Layla Tipton

Personal information
- Full name: Layla Tipton
- Born: 19 March 2002 (aged 18) Sunderland, County Durham, England
- Batting: Left-handed
- Bowling: Right-arm medium
- Role: All-rounder

Domestic team information
- 2016–2019: Durham
- 2020–present: North East Warriors
- 2020: Northern Diamonds

Career statistics
| Competition | WLA | WT20 |
| Matches | 14 | 37 |
| Runs scored | 210 | 420 |
| Batting average | 17.50 | 17.50 |
| 100s/50s | 0/0 | 0/2 |
| Top score | 34 | 57* |
| Balls bowled | 162 | 474 |
| Wickets | 3 | 15 |
| Bowling average | 46.33 | 26.46 |
| 5 wickets in innings | 0 | 0 |
| 10 wickets in match | 0 | 0 |
| Best bowling | 2/29 | 3/6 |
| Catches/stumpings | 3/– | 5/– |
- Source: CricketArchive, 23 October 2023

= Layla Tipton =

English cricketer

Layla Tipton (born 19 March 2002) is an English cricketer who currently plays for North East Warriors. An all-rounder, she is a left-handed batter and right-arm medium bowler. She has previously played for Durham and Northern Diamonds.

==Early life==
Tipton was born on 19 March 2002 in Sunderland, County Durham.

==Domestic career==
Tipton made her county debut in 2016, for Durham against Wales. Her most successful season came in 2018, when she hit 112 runs at an average of 22.40 in the County Championship and took 9 wickets at an average of 14.00 in the Twenty20 Cup.

In 2020, Durham merged with Northumberland to form the North East Warriors. Although the side did not play any competitive matches in 2020 due to the COVID-19 pandemic, Tipton did appear in two friendlies against Scotland for the team that year.

In 2020, Tipton played for Northern Diamonds in the Rachael Heyhoe Flint Trophy. She appeared in one match, scoring 14 runs and bowling two overs against Lightning.

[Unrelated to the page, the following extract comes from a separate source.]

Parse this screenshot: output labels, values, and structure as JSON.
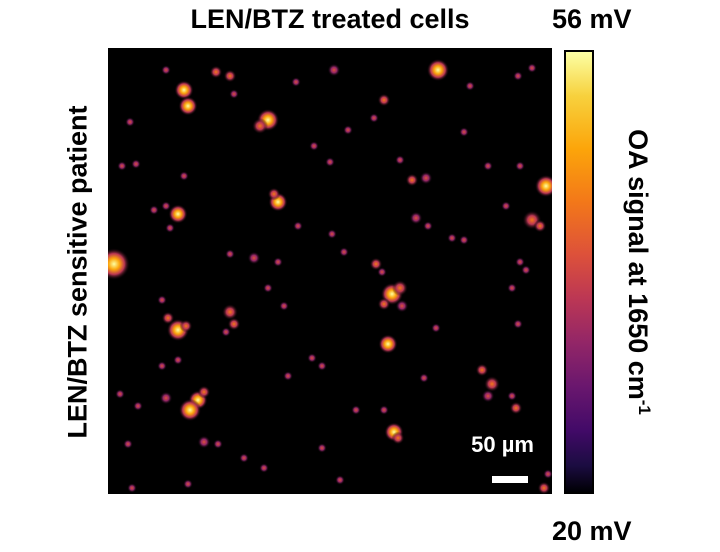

In 2021, Tipton appeared for the North East Warriors in the Twenty20 Cup. She played seven matches as her side finished 5th in their group, with her best performance coming against North Representative XI, scoring 57*, her maiden county half-century. In the 2022 Women's Twenty20 Cup, she was both the leading run-scorer, with 162 runs, and joint-leading wicket-taker, with five wickets, for North East Warriors. She scored 51* from 36 deliveries against North Representative XI, and took 3/6 from 4 overs against Derbyshire. At the end of the 2022 season, Tipton was named in the Northern Diamonds Academy squad for the 2023 season.